Below is a Pulumi program written in Python that demonstrates how to create an instance template, a managed instance group, and an autoscaler that scales based on CPU usage.

```python
import pulumi
import pulumi_gcp as gcp

# Configuration values for the instance group and autoscaler
project = 'my-gcp-project'  # Replace with your GCP project ID
zone = 'us-central1-a'  # Replace with your desired GCP zone
machine_type = 'n1-standard-4'  # Adjust as necessary
image_family = 'cos-stable'  # Choose the relevant image family for your use case
image_project = 'cos-cloud'  # The project of the image family

# Create an instance template
instance_template = gcp.compute.InstanceTemplate("inference-instance-template",
    description="Instance template for inference cluster",
    machine_type=machine_type,
    disk=[gcp.compute.InstanceTemplateDiskArgs(
        source_image=f"https://www.googleapis.com/compute/v1/projects/{image_project}/global/images/family/{image_family}",
        auto_delete=True,
        boot=True,
    )],
    network_interfaces=[gcp.compute.InstanceTemplateNetworkInterfaceArgs(
        network='default',
    )],
)

# Create a managed instance group using the instance template
instance_group_manager = gcp.compute.InstanceGroupManager("inference-instance-group-manager",
    version=[gcp.compute.InstanceGroupManagerVersionArgs(
        instance_template=instance_template.id,
    )],
    target_size=1,  # Start with 1 instance and auto-scale as needed
    zone=zone,
    base_instance_name="inference-instance",
    lifecycle=gcp.compute.InstanceGroupManagerLifecycleArgs(
        create_before_destroy=True,
    ),
)

# Attach an autoscaler to the managed instance group
autoscaler = gcp.compute.Autoscaler("inference-autoscaler",
    target=instance_group_manager.self_link,
    autoscaling_policy=gcp.compute.AutoscalerAutoscalingPolicyArgs(
        min_replicas=1,
        max_replicas=10,  # Limit the number of replicas to 10
        cpu_utilization=gcp.compute.AutoscalerAutoscalingPolicyCpuUtilizationArgs(
            target=0.8,  # Target 80% CPU utilization for scaling
        ),
        cool_down_period=60,  # Cooldown period in seconds after a scale event
    ),
    zone=zone,
)

# Export the URL of the group manager
pulumi.export("instance_group_manager_url", instance_group_manager.instance_group)

# Export the URL of the autoscaler
pulumi.export("autoscaler_url", autoscaler.self_link)
```

In this program:
- We create an `InstanceTemplate` that will define the properties of the VM instances, such as machine type and disk image.
- We then create an `InstanceGroupManager` to manage a group of instances created from the instance template. The `target_size` is initially set to 1, meaning it will start with one instance.
- We attach an `Autoscaler` to the Instance Group Manager that is configured to scale based on CPU usage. We've set it to scale if the CPU utilization crosses 80%, with a maximum of 10 instances to ensure cost control.
- We then export the URLs of the managed Instance Group and the Autoscaler so that they can be easily accessed from the Pulumi dashboard or via the Pulumi CLI.

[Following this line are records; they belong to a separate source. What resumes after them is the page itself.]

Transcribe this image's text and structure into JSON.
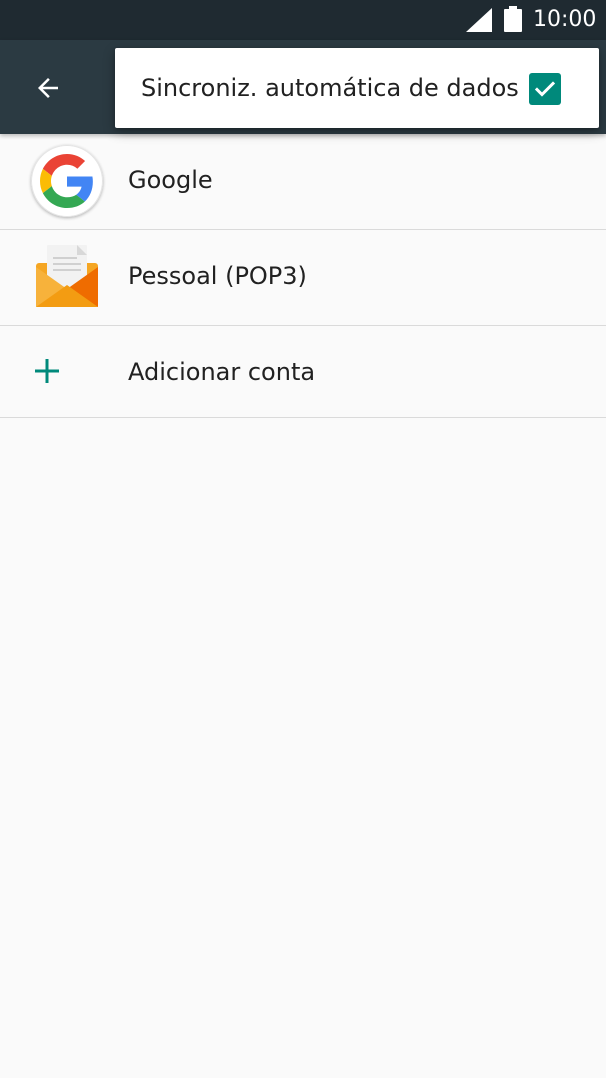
{
  "status_bar": {
    "time": "10:00",
    "signal_icon": "cell-signal-icon",
    "battery_icon": "battery-icon"
  },
  "app_bar": {
    "back_icon": "arrow-back-icon",
    "background_color": "#2b3a42"
  },
  "accounts": [
    {
      "label": "Google",
      "icon": "google-icon"
    },
    {
      "label": "Pessoal (POP3)",
      "icon": "email-envelope-icon"
    }
  ],
  "add_account": {
    "label": "Adicionar conta",
    "icon": "plus-icon",
    "accent_color": "#00897b"
  },
  "overflow_menu": {
    "items": [
      {
        "label": "Sincroniz. automática de dados",
        "checked": true
      }
    ],
    "checkbox_color": "#00897b"
  }
}
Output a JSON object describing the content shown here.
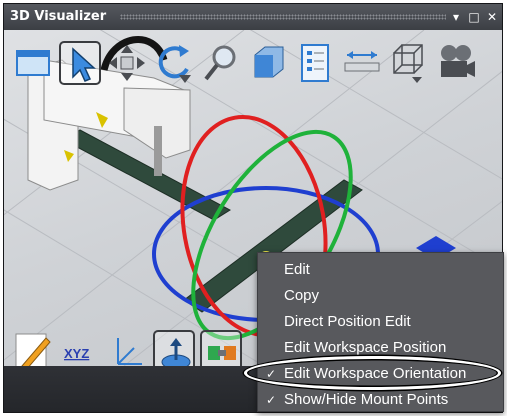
{
  "window": {
    "title": "3D Visualizer"
  },
  "title_buttons": [
    {
      "name": "dropdown-arrow-icon",
      "glyph": "▾"
    },
    {
      "name": "maximize-icon",
      "glyph": "□"
    },
    {
      "name": "close-icon",
      "glyph": "✕"
    }
  ],
  "toolbar": {
    "items": [
      {
        "name": "window-icon",
        "active": false
      },
      {
        "name": "select-arrow-icon",
        "active": true
      },
      {
        "name": "pan-move-icon",
        "active": false
      },
      {
        "name": "rotate-view-icon",
        "active": false
      },
      {
        "name": "zoom-magnifier-icon",
        "active": false
      },
      {
        "name": "cube-view-icon",
        "active": false
      },
      {
        "name": "object-list-icon",
        "active": false
      },
      {
        "name": "measure-ruler-icon",
        "active": false
      },
      {
        "name": "wireframe-box-icon",
        "active": false
      },
      {
        "name": "video-camera-icon",
        "active": false
      }
    ]
  },
  "bottom_toolbar": {
    "xyz_label": "XYZ",
    "items": [
      {
        "name": "edit-pencil-icon"
      },
      {
        "name": "xyz-coordinates-icon"
      },
      {
        "name": "axes-icon"
      },
      {
        "name": "mount-point-icon"
      },
      {
        "name": "connector-icon"
      }
    ]
  },
  "context_menu": {
    "items": [
      {
        "label": "Edit",
        "checked": false
      },
      {
        "label": "Copy",
        "checked": false
      },
      {
        "label": "Direct Position Edit",
        "checked": false
      },
      {
        "label": "Edit Workspace Position",
        "checked": false
      },
      {
        "label": "Edit Workspace Orientation",
        "checked": true,
        "highlighted": true
      },
      {
        "label": "Show/Hide Mount Points",
        "checked": true
      }
    ],
    "check_glyph": "✓"
  },
  "colors": {
    "ring_red": "#e02020",
    "ring_green": "#1fb23a",
    "ring_blue": "#1f3fd0",
    "conveyor": "#2f4a3c",
    "menu_bg": "#58595d"
  }
}
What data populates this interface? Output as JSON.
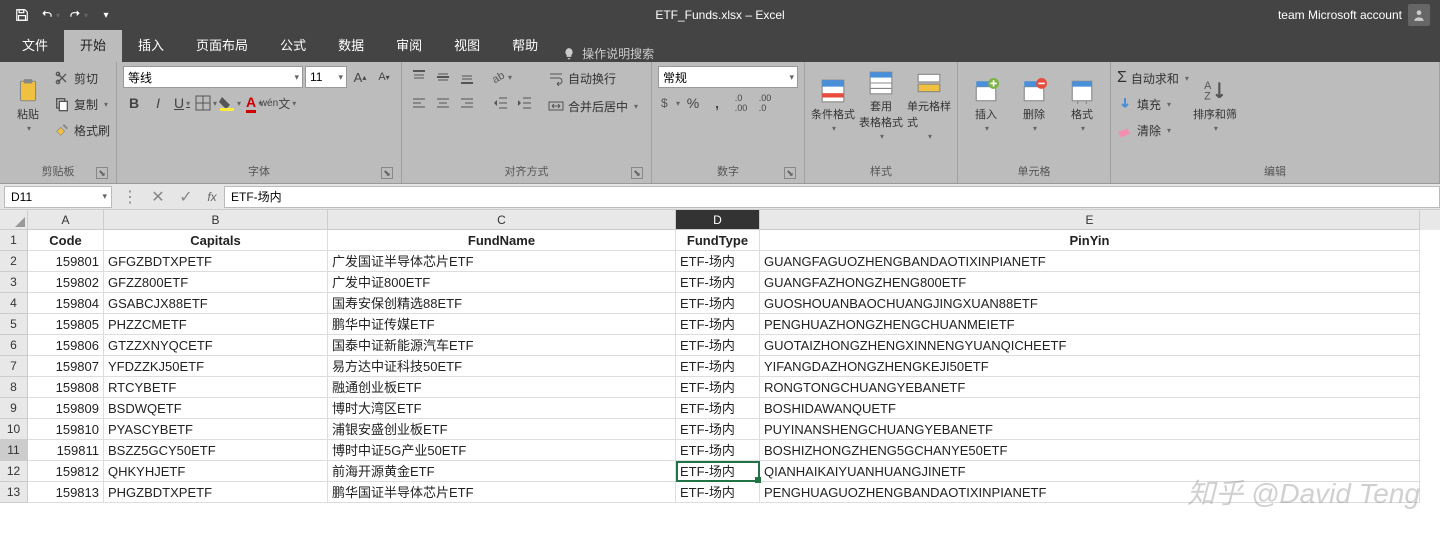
{
  "title": "ETF_Funds.xlsx  –  Excel",
  "account": "team Microsoft account",
  "tabs": [
    "文件",
    "开始",
    "插入",
    "页面布局",
    "公式",
    "数据",
    "审阅",
    "视图",
    "帮助"
  ],
  "tellme": "操作说明搜索",
  "clipboard": {
    "paste": "粘贴",
    "cut": "剪切",
    "copy": "复制",
    "painter": "格式刷",
    "label": "剪贴板"
  },
  "font": {
    "name": "等线",
    "size": "11",
    "label": "字体"
  },
  "align": {
    "wrap": "自动换行",
    "merge": "合并后居中",
    "label": "对齐方式"
  },
  "number": {
    "format": "常规",
    "label": "数字"
  },
  "styles": {
    "cond": "条件格式",
    "table": "套用\n表格格式",
    "cell": "单元格样式",
    "label": "样式"
  },
  "cells": {
    "insert": "插入",
    "delete": "删除",
    "format": "格式",
    "label": "单元格"
  },
  "editing": {
    "sum": "自动求和",
    "fill": "填充",
    "clear": "清除",
    "sort": "排序和筛",
    "label": "编辑"
  },
  "namebox": "D11",
  "formula": "ETF-场内",
  "columns": [
    "A",
    "B",
    "C",
    "D",
    "E"
  ],
  "headers": {
    "A": "Code",
    "B": "Capitals",
    "C": "FundName",
    "D": "FundType",
    "E": "PinYin"
  },
  "rows": [
    {
      "n": 2,
      "A": "159801",
      "B": "GFGZBDTXPETF",
      "C": "广发国证半导体芯片ETF",
      "D": "ETF-场内",
      "E": "GUANGFAGUOZHENGBANDAOTIXINPIANETF"
    },
    {
      "n": 3,
      "A": "159802",
      "B": "GFZZ800ETF",
      "C": "广发中证800ETF",
      "D": "ETF-场内",
      "E": "GUANGFAZHONGZHENG800ETF"
    },
    {
      "n": 4,
      "A": "159804",
      "B": "GSABCJX88ETF",
      "C": "国寿安保创精选88ETF",
      "D": "ETF-场内",
      "E": "GUOSHOUANBAOCHUANGJINGXUAN88ETF"
    },
    {
      "n": 5,
      "A": "159805",
      "B": "PHZZCMETF",
      "C": "鹏华中证传媒ETF",
      "D": "ETF-场内",
      "E": "PENGHUAZHONGZHENGCHUANMEIETF"
    },
    {
      "n": 6,
      "A": "159806",
      "B": "GTZZXNYQCETF",
      "C": "国泰中证新能源汽车ETF",
      "D": "ETF-场内",
      "E": "GUOTAIZHONGZHENGXINNENGYUANQICHEETF"
    },
    {
      "n": 7,
      "A": "159807",
      "B": "YFDZZKJ50ETF",
      "C": "易方达中证科技50ETF",
      "D": "ETF-场内",
      "E": "YIFANGDAZHONGZHENGKEJI50ETF"
    },
    {
      "n": 8,
      "A": "159808",
      "B": "RTCYBETF",
      "C": "融通创业板ETF",
      "D": "ETF-场内",
      "E": "RONGTONGCHUANGYEBANETF"
    },
    {
      "n": 9,
      "A": "159809",
      "B": "BSDWQETF",
      "C": "博时大湾区ETF",
      "D": "ETF-场内",
      "E": "BOSHIDAWANQUETF"
    },
    {
      "n": 10,
      "A": "159810",
      "B": "PYASCYBETF",
      "C": "浦银安盛创业板ETF",
      "D": "ETF-场内",
      "E": "PUYINANSHENGCHUANGYEBANETF"
    },
    {
      "n": 11,
      "A": "159811",
      "B": "BSZZ5GCY50ETF",
      "C": "博时中证5G产业50ETF",
      "D": "ETF-场内",
      "E": "BOSHIZHONGZHENG5GCHANYE50ETF"
    },
    {
      "n": 12,
      "A": "159812",
      "B": "QHKYHJETF",
      "C": "前海开源黄金ETF",
      "D": "ETF-场内",
      "E": "QIANHAIKAIYUANHUANGJINETF"
    },
    {
      "n": 13,
      "A": "159813",
      "B": "PHGZBDTXPETF",
      "C": "鹏华国证半导体芯片ETF",
      "D": "ETF-场内",
      "E": "PENGHUAGUOZHENGBANDAOTIXINPIANETF"
    }
  ],
  "watermark": "知乎 @David Teng"
}
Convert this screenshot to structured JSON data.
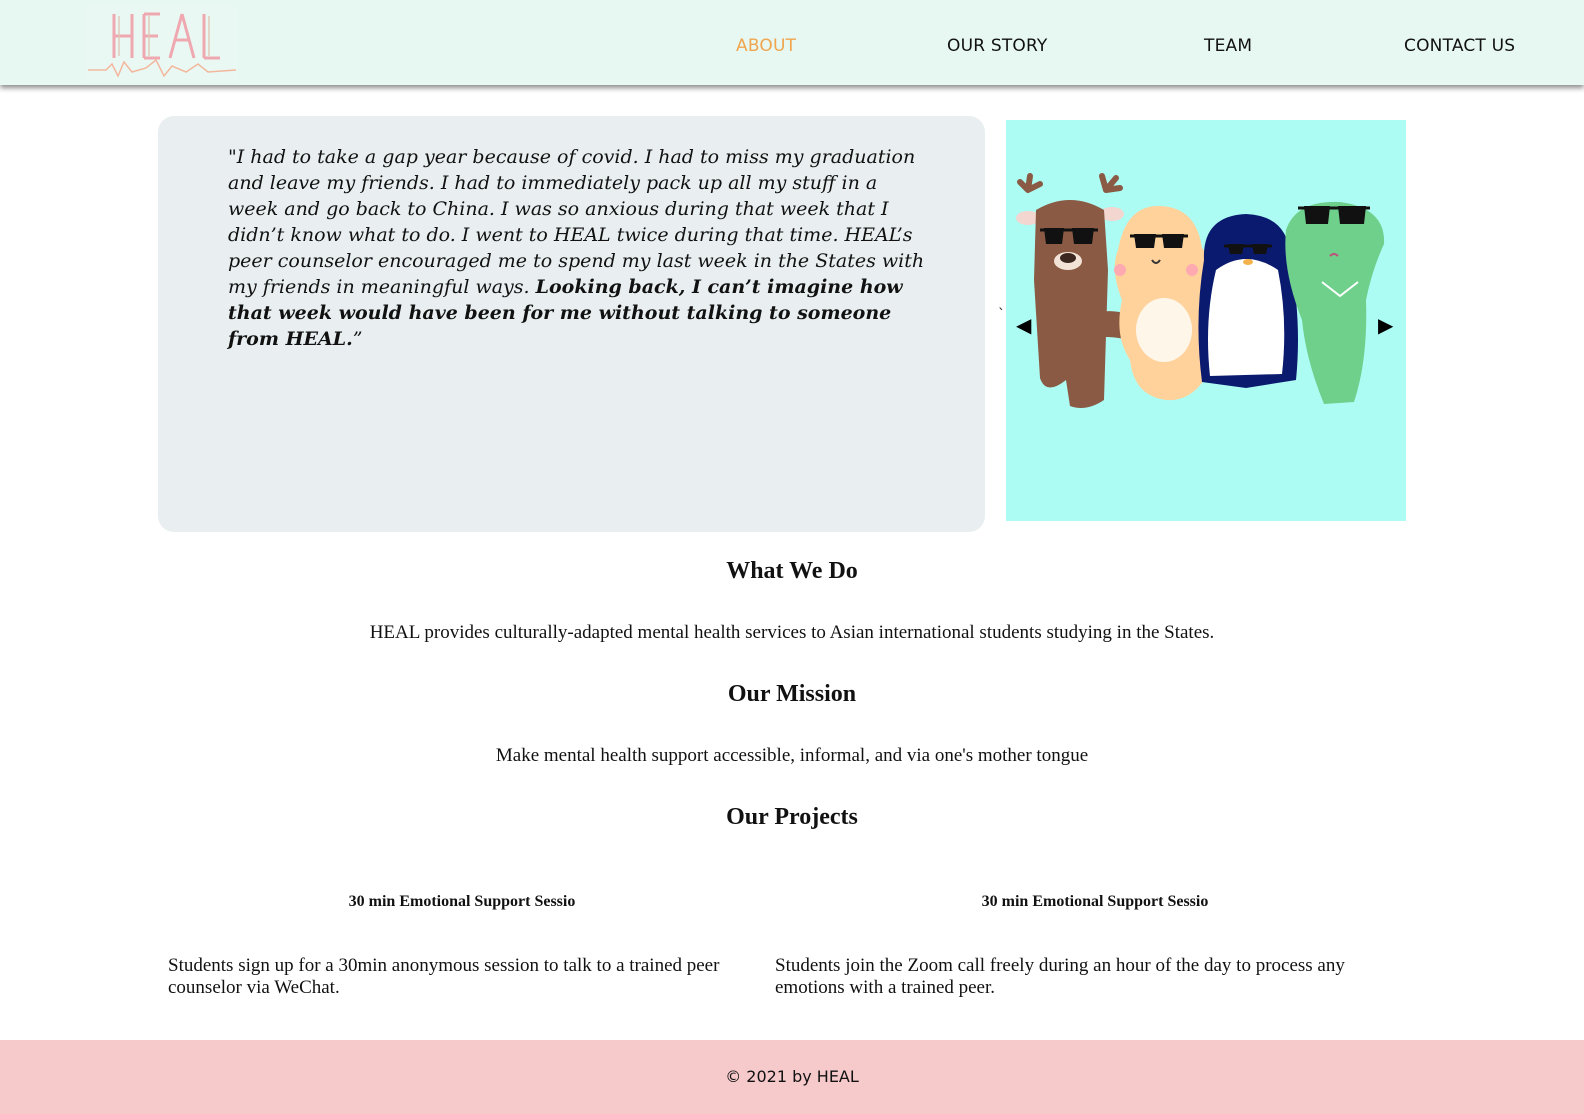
{
  "header": {
    "logo_text": "HEAL",
    "nav": [
      {
        "label": "ABOUT"
      },
      {
        "label": "OUR STORY"
      },
      {
        "label": "TEAM"
      },
      {
        "label": "CONTACT US"
      }
    ],
    "active_nav": "ABOUT",
    "active_color": "#f0a54e"
  },
  "quote": {
    "text": "\"I had to take a gap year because of covid. I had to miss my graduation and leave my friends. I had to immediately pack up all my stuff in a week and go back to China. I was so anxious during that week that I didn’t know what to do. I went to HEAL twice during that time. HEAL’s peer counselor encouraged me to spend my last week in the States with my friends in meaningful ways. ",
    "bold": "Looking back, I can’t imagine how that week would have been for me without talking to someone from HEAL.",
    "closing": "”"
  },
  "slideshow": {
    "prev_symbol": "◀",
    "next_symbol": "▶",
    "tick": "`"
  },
  "what_we_do": {
    "heading": "What We Do",
    "text": "HEAL provides culturally-adapted mental health services to Asian international students studying in the States."
  },
  "mission": {
    "heading": "Our Mission",
    "text": "Make mental health support accessible, informal, and via one's mother tongue"
  },
  "projects": {
    "heading": "Our Projects",
    "items": [
      {
        "title": "30 min Emotional Support Sessio",
        "description": "Students sign up for a 30min anonymous session to talk to a trained peer counselor via WeChat."
      },
      {
        "title": "30 min Emotional Support Sessio",
        "description": "Students join the Zoom call freely during an hour of the day to process any emotions with a trained peer."
      }
    ]
  },
  "footer": {
    "text": "© 2021 by HEAL"
  },
  "colors": {
    "header_bg": "#e6f8f1",
    "footer_bg": "#f6c9cb",
    "slideshow_bg": "#adfcf4",
    "quote_bg": "#e9eff1"
  }
}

This represents a basic setup, and you may need to adjust the configuration based on the specifics of your workload, such as using GPU instances for inference, adding Cloud Monitoring and/or Logging for detailed metrics and monitoring, or setting up a custom metric to scale by if your LLM inference workload doesn't correspond directly to CPU utilization.

Remember to replace `'my-gcp-project'` with your Google Cloud project ID and `'us-central1-a'` with the zone where you'd like to deploy your resources. Adjust the image family and project to those that best fit your LLM's operating system and environment requirements.